The hypocrisy of the outcry over Whole Foods and Walmart
RESIDENTS IN Jamaica Plain are upset at the impending arrival of Whole Foods, fearing moderate-income residents will be unable to afford the grocery store’s high prices. Meanwhile, city pols, most notably Boston Mayor Thomas Menino, are fighting retailing giant Walmart’s efforts to locate somewhere in Boston. They dread the chain’s reputation for dirt-cheap prices. Boston is like Goldilocks: not too expensive, not too cheap — “just right.’’
There is much nonsense and a good amount of hypocrisy in these two stories. Whole Foods will be located at the site of the now-closed Hi-Lo Foods, a Latin-themed market better in memory than it was in reality. Local outrage has a crocodile-tear quality: Hi-Lo is gone because too few shopped there (successful businesses don’t just close), and for good reason: it was a grungy, dirty place that, literally, stank inside.
And Whole Foods’ reputation for high prices is undeserved, a legacy of its origins that is no longer true today. Comparison shop its goods — especially staples bearing its “365 Everyday Value’’ private label — and it holds up quite well. Moreover, there are other grocery stores in the area, including a conventional Stop & Shop (as well as high-end grocers, such as Harvest Co-op Market). It’s not as if residents in the area have no other options. Indeed, the neighborhood is well-known for its leftish leanings. One would think that Whole Foods, promoter of the organic, pesticide-free, locally-sourced lifestyle, would be welcomed.
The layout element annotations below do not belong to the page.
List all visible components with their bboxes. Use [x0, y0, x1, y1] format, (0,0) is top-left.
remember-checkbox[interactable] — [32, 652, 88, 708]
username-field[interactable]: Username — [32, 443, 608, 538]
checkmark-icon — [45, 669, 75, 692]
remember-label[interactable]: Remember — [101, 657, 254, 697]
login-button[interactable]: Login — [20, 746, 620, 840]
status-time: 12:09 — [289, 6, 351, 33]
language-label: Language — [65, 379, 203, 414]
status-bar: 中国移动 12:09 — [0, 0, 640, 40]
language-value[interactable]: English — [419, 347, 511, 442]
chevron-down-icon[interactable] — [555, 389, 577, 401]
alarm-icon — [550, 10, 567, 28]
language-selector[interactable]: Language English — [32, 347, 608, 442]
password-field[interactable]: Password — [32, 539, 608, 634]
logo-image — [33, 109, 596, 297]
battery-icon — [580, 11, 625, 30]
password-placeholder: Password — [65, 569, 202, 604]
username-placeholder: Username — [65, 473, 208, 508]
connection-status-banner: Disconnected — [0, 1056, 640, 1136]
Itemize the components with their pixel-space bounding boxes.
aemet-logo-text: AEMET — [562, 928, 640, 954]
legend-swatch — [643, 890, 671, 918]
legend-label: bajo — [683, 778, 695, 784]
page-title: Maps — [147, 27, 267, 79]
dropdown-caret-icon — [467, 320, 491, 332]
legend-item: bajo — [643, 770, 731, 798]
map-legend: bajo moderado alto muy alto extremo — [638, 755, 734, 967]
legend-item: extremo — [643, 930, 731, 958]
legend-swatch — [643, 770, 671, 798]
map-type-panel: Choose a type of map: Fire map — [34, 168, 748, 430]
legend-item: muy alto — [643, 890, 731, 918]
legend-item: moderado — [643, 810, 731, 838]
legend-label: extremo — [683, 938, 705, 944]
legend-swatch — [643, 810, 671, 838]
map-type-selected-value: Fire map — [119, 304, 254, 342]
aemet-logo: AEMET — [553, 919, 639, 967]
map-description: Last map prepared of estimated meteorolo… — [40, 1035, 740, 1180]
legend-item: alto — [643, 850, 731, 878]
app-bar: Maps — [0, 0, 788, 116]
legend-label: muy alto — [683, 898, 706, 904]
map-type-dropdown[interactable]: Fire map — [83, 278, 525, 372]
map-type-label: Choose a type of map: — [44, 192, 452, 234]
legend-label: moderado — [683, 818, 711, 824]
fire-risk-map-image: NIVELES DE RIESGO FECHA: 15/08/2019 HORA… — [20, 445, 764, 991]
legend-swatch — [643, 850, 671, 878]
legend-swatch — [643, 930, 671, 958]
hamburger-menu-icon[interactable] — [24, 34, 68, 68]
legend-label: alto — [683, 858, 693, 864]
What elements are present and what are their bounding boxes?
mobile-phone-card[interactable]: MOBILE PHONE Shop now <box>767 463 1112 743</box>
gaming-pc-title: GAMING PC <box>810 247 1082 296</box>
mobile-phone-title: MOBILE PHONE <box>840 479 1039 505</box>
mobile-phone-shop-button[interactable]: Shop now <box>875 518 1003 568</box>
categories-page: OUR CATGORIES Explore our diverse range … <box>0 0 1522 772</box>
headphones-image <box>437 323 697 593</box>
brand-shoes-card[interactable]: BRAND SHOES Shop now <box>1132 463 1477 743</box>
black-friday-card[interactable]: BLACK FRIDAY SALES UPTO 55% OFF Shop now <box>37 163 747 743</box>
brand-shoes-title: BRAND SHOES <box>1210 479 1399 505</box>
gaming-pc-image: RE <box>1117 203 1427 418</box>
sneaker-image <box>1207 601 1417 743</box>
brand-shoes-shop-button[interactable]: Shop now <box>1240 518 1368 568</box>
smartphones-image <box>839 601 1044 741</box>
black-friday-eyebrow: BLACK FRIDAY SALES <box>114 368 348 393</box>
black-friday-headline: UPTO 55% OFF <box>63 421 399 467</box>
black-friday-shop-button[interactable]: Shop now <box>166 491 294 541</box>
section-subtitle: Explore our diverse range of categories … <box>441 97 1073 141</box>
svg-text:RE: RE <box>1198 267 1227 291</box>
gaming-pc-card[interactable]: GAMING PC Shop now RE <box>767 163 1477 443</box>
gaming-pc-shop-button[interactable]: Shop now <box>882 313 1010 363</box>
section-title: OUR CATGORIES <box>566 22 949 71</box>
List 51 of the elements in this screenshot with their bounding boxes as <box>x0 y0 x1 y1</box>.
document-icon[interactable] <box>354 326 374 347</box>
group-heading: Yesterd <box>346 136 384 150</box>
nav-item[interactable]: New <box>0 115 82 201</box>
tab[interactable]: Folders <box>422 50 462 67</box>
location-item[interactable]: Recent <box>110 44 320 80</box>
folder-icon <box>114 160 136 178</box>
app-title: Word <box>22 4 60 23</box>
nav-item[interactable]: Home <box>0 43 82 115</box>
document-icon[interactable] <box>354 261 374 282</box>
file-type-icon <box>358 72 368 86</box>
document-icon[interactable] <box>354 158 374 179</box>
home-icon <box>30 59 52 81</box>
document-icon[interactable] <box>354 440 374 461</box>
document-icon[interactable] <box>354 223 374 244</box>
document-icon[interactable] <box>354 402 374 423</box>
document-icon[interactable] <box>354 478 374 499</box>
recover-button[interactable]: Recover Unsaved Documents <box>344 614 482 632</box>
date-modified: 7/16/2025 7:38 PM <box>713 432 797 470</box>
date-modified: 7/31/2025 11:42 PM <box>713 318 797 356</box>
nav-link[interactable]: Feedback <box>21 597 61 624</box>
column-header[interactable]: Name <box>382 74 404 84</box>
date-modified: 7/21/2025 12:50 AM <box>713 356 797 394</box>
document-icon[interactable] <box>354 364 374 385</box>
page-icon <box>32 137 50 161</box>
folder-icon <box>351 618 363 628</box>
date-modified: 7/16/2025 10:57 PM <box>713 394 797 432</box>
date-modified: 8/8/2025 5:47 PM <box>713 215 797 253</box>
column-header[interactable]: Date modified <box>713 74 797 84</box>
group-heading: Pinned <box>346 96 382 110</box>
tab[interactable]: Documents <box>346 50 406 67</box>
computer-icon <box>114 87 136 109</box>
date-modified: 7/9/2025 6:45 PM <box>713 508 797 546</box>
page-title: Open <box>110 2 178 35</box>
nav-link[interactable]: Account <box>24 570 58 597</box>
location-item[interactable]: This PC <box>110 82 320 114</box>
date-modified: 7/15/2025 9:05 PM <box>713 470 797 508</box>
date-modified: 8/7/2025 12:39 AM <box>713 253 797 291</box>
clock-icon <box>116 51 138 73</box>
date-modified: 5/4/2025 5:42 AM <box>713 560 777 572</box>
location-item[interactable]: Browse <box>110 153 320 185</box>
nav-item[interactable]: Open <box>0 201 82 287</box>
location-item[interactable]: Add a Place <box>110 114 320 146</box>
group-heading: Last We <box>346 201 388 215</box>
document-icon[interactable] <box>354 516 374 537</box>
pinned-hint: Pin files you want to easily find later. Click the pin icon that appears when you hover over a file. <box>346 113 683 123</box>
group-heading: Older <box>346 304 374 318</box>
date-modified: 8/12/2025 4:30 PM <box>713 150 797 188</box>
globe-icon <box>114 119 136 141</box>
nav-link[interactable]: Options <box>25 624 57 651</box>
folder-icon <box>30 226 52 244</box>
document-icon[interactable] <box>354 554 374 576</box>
Meanwhile, the outcry against Walmart tags the company as a destroyer of local retailers. Sam Walton’s genius was developing a purchasing, inventory, and delivery system second to none, one that allowed him to drive down prices and sell goods well below his competitors. Did that push more expensive shops out of business? Undoubtedly. But that battle was fought a long time ago, and Walmart’s systems have since been copied by other major retailers.
The same mayor who resists Walmart because of “what they do to small businesses’’ was delighted at the development in the 1990s of Dorchester’s massive South Bay Center, most of whose denizens — including Target, Staples, Home Depot, and Best Buy — made their money the same way as Walmart: by underpricing the locals. In any event, with at least 12 Walmarts within a 20-mile radius of Boston (including one in adjoining Quincy), residents can — and do — leave to shop. Why not let one locate in, say, moribund Downtown Crossing so that city dwellers can take the T rather than drive?
Yet as silly as the opposition to Whole Foods and Walmart may be, there is something deeper at play that deserves thought. Both stores are markers of change, a passing of one world to the next.
In the case of Jamaica Plain, the arrival of Whole Foods boldly declares an uncomfortable but mostly unadmitted truth: the place has become gentrified. The gentrification process occurs when upper-income — and typically white — folks move into a lower-income — and typically non-white — area. For a while the various groups co-exist, creating a chaotic but also exhilarating mixture of races, origins, languages, and income classes. But it doesn’t last forever. Wealth attracts wealth, and rising home values soon make the neighborhood unaffordable for those with lower incomes. JP hasn’t been able to escape that dynamic. As long as there continued to be stores such as Hi-Lo, a showpiece of grittiness, it was possible to pretend gentrification wasn’t happening — until, that is, Whole Foods showed up.
In its own way, Walmart is also a marker of change. There’s something cozy and warm about the neighborhood shopkeeper (a fact that Venezuela’s Citgo, bragging about its “locally owned’’ gas stations, knows well). It hearkens back to old days, where communities felt tight-knit and we all knew our neighbors. But retailing has changed and, especially in a world of Internet marketers such as Amazon, the local shopkeeper no longer makes economic sense. Most shoppers are driven by price (the exception being those with upper incomes who will pay extra for service and other amenities). Large chains are far better positioned to accommodate that.
Sad, perhaps. Still, it’s likely Whole Foods will open in Jamaica Plain and that Boston someday will have a Walmart. There will be anger, protests and some angst. Eventually we’ll adjust.